An iteration of the program above executes as follows (on
a implementation that includes bypass paths)
0 1 2 3 4 5 6 7
lw IF ID EX MEM WB IF
addi IF ID EX MEM WB
seq IF ID EX MEM WB
beqz IF ID EX MEM WB
Each iteration takes seven cycles, one additional cycle is needed
after the last iteration to complete the subtraction.
The total number of cycles is 7 × 1000 + 1 = 7001.
Advanced techniques, covered in chapter 4, will reduce mems advantage.
Problem 2
Part (a)
0 1 2 3 4
lw IF ID EX MEM WB
add IF ID EX WB
The hazard occurs in cycle 4.
Part (b)
The modifications (additions) are shown in red.

If the "=ARITH" comparison unit in the EX stage detects an arithmetic
instruction, the IR and ALU outputs are written to the MEM/WB latches,
skipping a stage. Note that this replaces whatever was in MEM, resulting
in incorrect execution if a WB structural hazard is present.
Part (c)
The structural hazard could be avoided by adding a second write
port to the register file (additional changes would have
to be made to the part (b) solution)
or by having an arithmetic instruction
execute normally if skipping the MEM stage would result in
a structural hazard.
Part (d)
The benefit of skipping the MEM stage is that registers are written
one cycle early. If register forwarding is not used then early
writeback reduces the number of stall cycles due to RAW hazards,
which is worthwhile. If register forwarding is used, then there is no
benefit to early writeback since results from any arithmetic
instruction are available to instructions immediately following.
Problem 3
Part (a)
An undefined instruction in an ISA might still do something useful in
an implementation of that ISA. (This might happen by accident.)
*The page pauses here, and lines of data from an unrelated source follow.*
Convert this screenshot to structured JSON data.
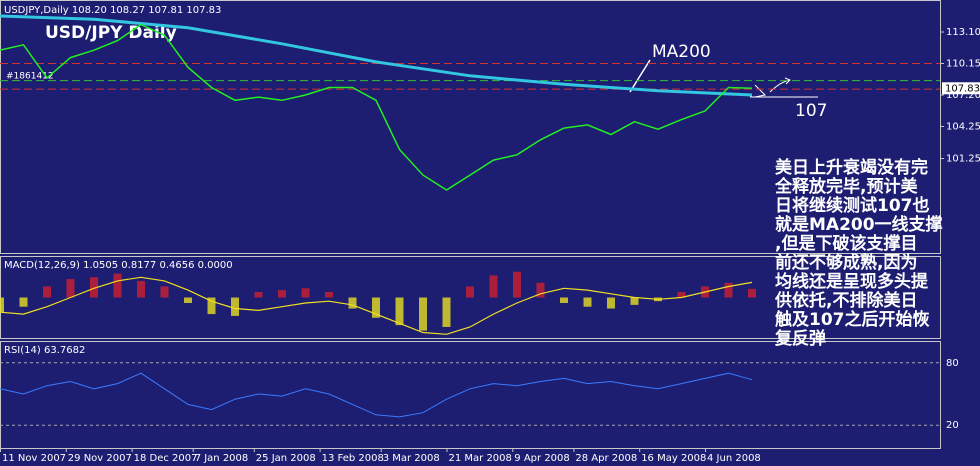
{
  "chart_data": {
    "type": "line",
    "header": "USDJPY,Daily  108.20 108.27 107.81 107.83",
    "title": "USD/JPY Daily",
    "tag": "#1861412",
    "x": [
      0,
      5,
      10,
      15,
      20,
      25,
      30,
      35,
      40,
      45,
      50,
      55,
      60,
      65,
      70,
      75,
      80,
      85,
      90,
      95,
      100,
      105,
      110,
      115,
      120,
      125,
      130,
      135,
      140,
      145,
      150,
      155,
      160
    ],
    "xlim": [
      0,
      200
    ],
    "xticks": [
      {
        "value": 0,
        "label": "11 Nov 2007"
      },
      {
        "value": 14,
        "label": "29 Nov 2007"
      },
      {
        "value": 28,
        "label": "18 Dec 2007"
      },
      {
        "value": 41,
        "label": "7 Jan 2008"
      },
      {
        "value": 54,
        "label": "25 Jan 2008"
      },
      {
        "value": 68,
        "label": "13 Feb 2008"
      },
      {
        "value": 81,
        "label": "3 Mar 2008"
      },
      {
        "value": 95,
        "label": "21 Mar 2008"
      },
      {
        "value": 109,
        "label": "9 Apr 2008"
      },
      {
        "value": 122,
        "label": "28 Apr 2008"
      },
      {
        "value": 136,
        "label": "16 May 2008"
      },
      {
        "value": 150,
        "label": "4 Jun 2008"
      }
    ],
    "price": {
      "color": "#22ee22",
      "values": [
        111.4,
        111.9,
        108.8,
        110.7,
        111.4,
        112.3,
        113.8,
        112.8,
        109.8,
        107.9,
        106.7,
        107.0,
        106.7,
        107.2,
        107.9,
        107.9,
        106.7,
        102.1,
        99.7,
        98.3,
        99.7,
        101.1,
        101.6,
        103.0,
        104.1,
        104.4,
        103.5,
        104.7,
        104.0,
        104.9,
        105.7,
        107.9,
        107.83
      ],
      "ylim": [
        92.4,
        116.1
      ],
      "yticks": [
        {
          "value": 113.1,
          "label": "113.10"
        },
        110.15,
        {
          "value": 107.2,
          "label": "107.20"
        },
        104.25,
        101.25
      ],
      "last": 107.83,
      "hlines": [
        {
          "value": 110.15,
          "color": "#d83030"
        },
        {
          "value": 108.55,
          "color": "#30c030"
        },
        {
          "value": 107.75,
          "color": "#d83030"
        }
      ],
      "ma": {
        "name": "MA200",
        "color": "#33c6e0",
        "x": [
          0,
          20,
          40,
          60,
          80,
          100,
          120,
          140,
          160
        ],
        "values": [
          114.6,
          114.3,
          113.5,
          112.0,
          110.3,
          109.0,
          108.2,
          107.6,
          107.2
        ]
      }
    },
    "macd": {
      "label": "MACD(12,26,9) 1.0505 0.8177 0.4656 0.0000",
      "ylim": [
        -2.2,
        2.2
      ],
      "up_color": "#d02030",
      "down_color": "#e8e020",
      "histogram": [
        -0.8,
        -0.5,
        0.6,
        1.0,
        1.1,
        1.3,
        0.9,
        0.6,
        -0.3,
        -0.9,
        -1.0,
        0.3,
        0.4,
        0.5,
        0.3,
        -0.6,
        -1.1,
        -1.5,
        -1.8,
        -1.6,
        0.6,
        1.2,
        1.4,
        0.8,
        -0.3,
        -0.5,
        -0.6,
        -0.4,
        -0.2,
        0.3,
        0.6,
        0.8,
        0.47
      ],
      "signal": {
        "color": "#f0e020",
        "values": [
          -0.8,
          -0.9,
          -0.5,
          0,
          0.5,
          0.9,
          1.1,
          0.9,
          0.4,
          -0.2,
          -0.6,
          -0.7,
          -0.5,
          -0.3,
          -0.2,
          -0.4,
          -0.9,
          -1.4,
          -1.9,
          -2.0,
          -1.6,
          -0.9,
          -0.3,
          0.2,
          0.5,
          0.4,
          0.2,
          0,
          -0.1,
          0,
          0.3,
          0.6,
          0.82
        ]
      }
    },
    "rsi": {
      "label": "RSI(14) 63.7682",
      "ylim": [
        -1.9,
        100
      ],
      "yticks": [
        80,
        20
      ],
      "color": "#3a7cff",
      "values": [
        55,
        50,
        58,
        62,
        55,
        60,
        70,
        55,
        40,
        35,
        45,
        50,
        48,
        55,
        50,
        40,
        30,
        28,
        32,
        45,
        55,
        60,
        58,
        62,
        65,
        60,
        62,
        58,
        55,
        60,
        65,
        70,
        63.7682
      ]
    },
    "annotations": {
      "level": "107",
      "comment": [
        "美日上升衰竭没有完",
        "全释放完毕,预计美",
        "日将继续测试107也",
        "就是MA200一线支撑",
        ",但是下破该支撑目",
        "前还不够成熟,因为",
        "均线还是呈现多头提",
        "供依托,不排除美日",
        "触及107之后开始恢",
        "复反弹"
      ]
    }
  }
}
Suppose programmers discover such an instruction in a current
implementation and use it in their code. These programs would run
fine on the current implementation, but the computer engineers working
on the new implementation of the ISA may make no attempt to see that
undefined instructions execute the same way. (Why should they, the
instructions were undefined and programmers were warned not to use
them.) Therefore, computers using the new chip may not be able to run
the programs using the undefined instructions.
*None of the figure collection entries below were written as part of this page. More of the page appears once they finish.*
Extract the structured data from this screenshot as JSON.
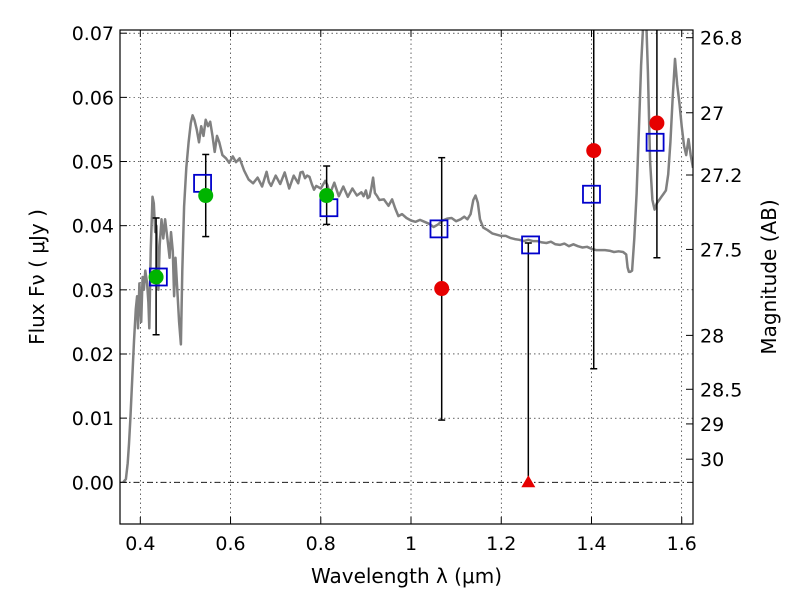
{
  "chart_data": {
    "type": "scatter",
    "xlabel": "Wavelength  λ (μm)",
    "ylabel": "Flux  Fν ( μJy )",
    "y2label": "Magnitude (AB)",
    "xlim": [
      0.355,
      1.625
    ],
    "ylim": [
      -0.0065,
      0.0705
    ],
    "grid": true,
    "x_ticks": [
      0.4,
      0.6,
      0.8,
      1.0,
      1.2,
      1.4,
      1.6
    ],
    "x_tick_labels": [
      "0.4",
      "0.6",
      "0.8",
      "1",
      "1.2",
      "1.4",
      "1.6"
    ],
    "y_ticks": [
      0.0,
      0.01,
      0.02,
      0.03,
      0.04,
      0.05,
      0.06,
      0.07
    ],
    "y_tick_labels": [
      "0.00",
      "0.01",
      "0.02",
      "0.03",
      "0.04",
      "0.05",
      "0.06",
      "0.07"
    ],
    "y2_ticks": [
      {
        "label": "26.8",
        "flux": 0.0693
      },
      {
        "label": "27",
        "flux": 0.0576
      },
      {
        "label": "27.2",
        "flux": 0.0479
      },
      {
        "label": "27.5",
        "flux": 0.0363
      },
      {
        "label": "28",
        "flux": 0.0229
      },
      {
        "label": "28.5",
        "flux": 0.0145
      },
      {
        "label": "29",
        "flux": 0.0091
      },
      {
        "label": "30",
        "flux": 0.0036
      }
    ],
    "sed_model": {
      "color": "#808080",
      "points": [
        [
          0.362,
          0.0
        ],
        [
          0.368,
          0.0005
        ],
        [
          0.372,
          0.003
        ],
        [
          0.375,
          0.006
        ],
        [
          0.378,
          0.01
        ],
        [
          0.382,
          0.016
        ],
        [
          0.386,
          0.022
        ],
        [
          0.39,
          0.027
        ],
        [
          0.393,
          0.029
        ],
        [
          0.395,
          0.024
        ],
        [
          0.398,
          0.031
        ],
        [
          0.402,
          0.025
        ],
        [
          0.405,
          0.032
        ],
        [
          0.408,
          0.03
        ],
        [
          0.411,
          0.033
        ],
        [
          0.415,
          0.031
        ],
        [
          0.418,
          0.028
        ],
        [
          0.42,
          0.024
        ],
        [
          0.423,
          0.036
        ],
        [
          0.427,
          0.0445
        ],
        [
          0.43,
          0.0435
        ],
        [
          0.433,
          0.039
        ],
        [
          0.436,
          0.04
        ],
        [
          0.44,
          0.03
        ],
        [
          0.443,
          0.037
        ],
        [
          0.447,
          0.041
        ],
        [
          0.451,
          0.038
        ],
        [
          0.455,
          0.041
        ],
        [
          0.46,
          0.038
        ],
        [
          0.465,
          0.035
        ],
        [
          0.468,
          0.039
        ],
        [
          0.472,
          0.036
        ],
        [
          0.475,
          0.029
        ],
        [
          0.478,
          0.035
        ],
        [
          0.482,
          0.03
        ],
        [
          0.486,
          0.025
        ],
        [
          0.49,
          0.0215
        ],
        [
          0.493,
          0.033
        ],
        [
          0.497,
          0.043
        ],
        [
          0.502,
          0.049
        ],
        [
          0.507,
          0.053
        ],
        [
          0.512,
          0.056
        ],
        [
          0.516,
          0.0572
        ],
        [
          0.52,
          0.0565
        ],
        [
          0.525,
          0.055
        ],
        [
          0.53,
          0.053
        ],
        [
          0.535,
          0.0555
        ],
        [
          0.54,
          0.054
        ],
        [
          0.545,
          0.0565
        ],
        [
          0.55,
          0.0555
        ],
        [
          0.555,
          0.0562
        ],
        [
          0.56,
          0.054
        ],
        [
          0.565,
          0.0515
        ],
        [
          0.57,
          0.054
        ],
        [
          0.575,
          0.053
        ],
        [
          0.582,
          0.051
        ],
        [
          0.59,
          0.0505
        ],
        [
          0.597,
          0.0498
        ],
        [
          0.605,
          0.0508
        ],
        [
          0.612,
          0.0499
        ],
        [
          0.62,
          0.0505
        ],
        [
          0.63,
          0.0486
        ],
        [
          0.64,
          0.0472
        ],
        [
          0.65,
          0.0466
        ],
        [
          0.66,
          0.0475
        ],
        [
          0.67,
          0.0461
        ],
        [
          0.68,
          0.0484
        ],
        [
          0.685,
          0.0468
        ],
        [
          0.69,
          0.0462
        ],
        [
          0.7,
          0.0478
        ],
        [
          0.71,
          0.0465
        ],
        [
          0.72,
          0.0483
        ],
        [
          0.73,
          0.0458
        ],
        [
          0.74,
          0.0478
        ],
        [
          0.75,
          0.0466
        ],
        [
          0.755,
          0.0483
        ],
        [
          0.76,
          0.0484
        ],
        [
          0.765,
          0.0474
        ],
        [
          0.77,
          0.0478
        ],
        [
          0.775,
          0.0476
        ],
        [
          0.78,
          0.0465
        ],
        [
          0.785,
          0.0456
        ],
        [
          0.79,
          0.0462
        ],
        [
          0.8,
          0.0458
        ],
        [
          0.81,
          0.047
        ],
        [
          0.815,
          0.0463
        ],
        [
          0.82,
          0.0449
        ],
        [
          0.83,
          0.0467
        ],
        [
          0.84,
          0.0446
        ],
        [
          0.85,
          0.0461
        ],
        [
          0.86,
          0.0445
        ],
        [
          0.87,
          0.0458
        ],
        [
          0.88,
          0.0447
        ],
        [
          0.89,
          0.0452
        ],
        [
          0.895,
          0.0446
        ],
        [
          0.9,
          0.0455
        ],
        [
          0.904,
          0.0443
        ],
        [
          0.908,
          0.0445
        ],
        [
          0.912,
          0.0458
        ],
        [
          0.916,
          0.0475
        ],
        [
          0.92,
          0.0451
        ],
        [
          0.925,
          0.0446
        ],
        [
          0.93,
          0.044
        ],
        [
          0.94,
          0.0441
        ],
        [
          0.95,
          0.0431
        ],
        [
          0.958,
          0.0441
        ],
        [
          0.965,
          0.0427
        ],
        [
          0.972,
          0.0415
        ],
        [
          0.98,
          0.0418
        ],
        [
          0.99,
          0.0412
        ],
        [
          1.0,
          0.0408
        ],
        [
          1.01,
          0.0406
        ],
        [
          1.02,
          0.0409
        ],
        [
          1.03,
          0.0406
        ],
        [
          1.04,
          0.0403
        ],
        [
          1.05,
          0.0398
        ],
        [
          1.06,
          0.0402
        ],
        [
          1.07,
          0.0408
        ],
        [
          1.08,
          0.0411
        ],
        [
          1.09,
          0.0412
        ],
        [
          1.1,
          0.0407
        ],
        [
          1.11,
          0.041
        ],
        [
          1.118,
          0.0414
        ],
        [
          1.125,
          0.041
        ],
        [
          1.132,
          0.0418
        ],
        [
          1.138,
          0.044
        ],
        [
          1.143,
          0.0447
        ],
        [
          1.148,
          0.0436
        ],
        [
          1.153,
          0.041
        ],
        [
          1.16,
          0.0397
        ],
        [
          1.17,
          0.0393
        ],
        [
          1.18,
          0.0388
        ],
        [
          1.19,
          0.0386
        ],
        [
          1.2,
          0.0384
        ],
        [
          1.21,
          0.0384
        ],
        [
          1.22,
          0.0381
        ],
        [
          1.23,
          0.0379
        ],
        [
          1.24,
          0.0378
        ],
        [
          1.25,
          0.0376
        ],
        [
          1.26,
          0.0378
        ],
        [
          1.27,
          0.0376
        ],
        [
          1.28,
          0.0376
        ],
        [
          1.29,
          0.0374
        ],
        [
          1.3,
          0.0373
        ],
        [
          1.31,
          0.0375
        ],
        [
          1.32,
          0.0371
        ],
        [
          1.33,
          0.037
        ],
        [
          1.34,
          0.0372
        ],
        [
          1.35,
          0.0368
        ],
        [
          1.36,
          0.0371
        ],
        [
          1.37,
          0.0368
        ],
        [
          1.38,
          0.0366
        ],
        [
          1.39,
          0.0367
        ],
        [
          1.4,
          0.0364
        ],
        [
          1.41,
          0.0362
        ],
        [
          1.42,
          0.0362
        ],
        [
          1.43,
          0.0362
        ],
        [
          1.44,
          0.0361
        ],
        [
          1.45,
          0.0359
        ],
        [
          1.46,
          0.036
        ],
        [
          1.47,
          0.0359
        ],
        [
          1.477,
          0.0355
        ],
        [
          1.48,
          0.0335
        ],
        [
          1.483,
          0.0328
        ],
        [
          1.486,
          0.0328
        ],
        [
          1.49,
          0.033
        ],
        [
          1.495,
          0.038
        ],
        [
          1.5,
          0.045
        ],
        [
          1.505,
          0.055
        ],
        [
          1.51,
          0.065
        ],
        [
          1.515,
          0.072
        ],
        [
          1.52,
          0.075
        ],
        [
          1.525,
          0.064
        ],
        [
          1.53,
          0.05
        ],
        [
          1.535,
          0.044
        ],
        [
          1.54,
          0.0425
        ],
        [
          1.545,
          0.0435
        ],
        [
          1.55,
          0.044
        ],
        [
          1.555,
          0.0445
        ],
        [
          1.56,
          0.045
        ],
        [
          1.565,
          0.0455
        ],
        [
          1.57,
          0.048
        ],
        [
          1.575,
          0.053
        ],
        [
          1.58,
          0.06
        ],
        [
          1.585,
          0.066
        ],
        [
          1.59,
          0.062
        ],
        [
          1.595,
          0.059
        ],
        [
          1.6,
          0.0555
        ],
        [
          1.605,
          0.0525
        ],
        [
          1.61,
          0.051
        ],
        [
          1.615,
          0.0535
        ],
        [
          1.62,
          0.051
        ],
        [
          1.625,
          0.049
        ]
      ]
    },
    "observed": [
      {
        "x": 0.435,
        "y": 0.032,
        "err_low": 0.023,
        "err_high": 0.0412,
        "color": "#00b400",
        "marker": "circle"
      },
      {
        "x": 0.545,
        "y": 0.0447,
        "err_low": 0.0383,
        "err_high": 0.0511,
        "color": "#00b400",
        "marker": "circle"
      },
      {
        "x": 0.813,
        "y": 0.0447,
        "err_low": 0.0402,
        "err_high": 0.0493,
        "color": "#00b400",
        "marker": "circle"
      },
      {
        "x": 1.068,
        "y": 0.0302,
        "err_low": 0.0097,
        "err_high": 0.0506,
        "color": "#e60000",
        "marker": "circle"
      },
      {
        "x": 1.26,
        "y": 0.0,
        "err_low": 0.0,
        "err_high": 0.0373,
        "color": "#e60000",
        "marker": "triangle"
      },
      {
        "x": 1.405,
        "y": 0.0517,
        "err_low": 0.0177,
        "err_high": 0.0705,
        "color": "#e60000",
        "marker": "circle"
      },
      {
        "x": 1.545,
        "y": 0.056,
        "err_low": 0.035,
        "err_high": 0.0705,
        "color": "#e60000",
        "marker": "circle"
      }
    ],
    "model_photometry": {
      "color": "#0000cc",
      "marker": "open-square",
      "points": [
        [
          0.44,
          0.032
        ],
        [
          0.538,
          0.0466
        ],
        [
          0.818,
          0.0428
        ],
        [
          1.062,
          0.0395
        ],
        [
          1.265,
          0.037
        ],
        [
          1.4,
          0.0449
        ],
        [
          1.541,
          0.053
        ]
      ]
    }
  }
}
The problem is avoided if undefined instructions raise an illegal
instruction exception.
Part (b)
The target address of a trap instruction is found in a table using
an index provided in the instruction. The target address of
a subroutine call is given in the instruction, be it PC relative,
register indirect, immediate, etc.
The target address of a trap
instruction is typically in the system part of the address space while
subroutines are in the user part.
As a result of executing a trap, the processor switches to privileged
mode, while subroutine calls do not change the processor mode.
Part (c)
All instructions that read registers have the register numbers in the
same place, bits 6..10 and 11..15, so they can be fetched without
knowing the identity of the instruction. There is no harm in fetching
registers for an instruction that does not need them, so registers can
be fetched for any instruction and so no decoding is necessary.
Part (d)
Program weights in a geometric mean of normalized execution times (or
rates) do not depend on their run time on the base machine, so a
particular base machine will not exaggerate or diminish the impact of
any program in the suite.
Part (e)
The clock rate might change because of faster technology (e.g., the
new fabrication process has a smaller feature size) or because
engineers chose to make pipeline segments shorter, allowing for a
faster clock.
The instruction count might change in two implementations of the
same ISA because relative execution times for individual
instructions might change (although the instructions available
in the old and new implementations are the same), leading programmers to
re-write time-critical portions. For example, an integer add might be
replaced by a speeded-up floating-point add, perhaps saving
integer-to-floating-point and floating-point-to-integer conversion
steps.
CPI might change because the number of stall cycles was reduced
using advanced techniques, etc.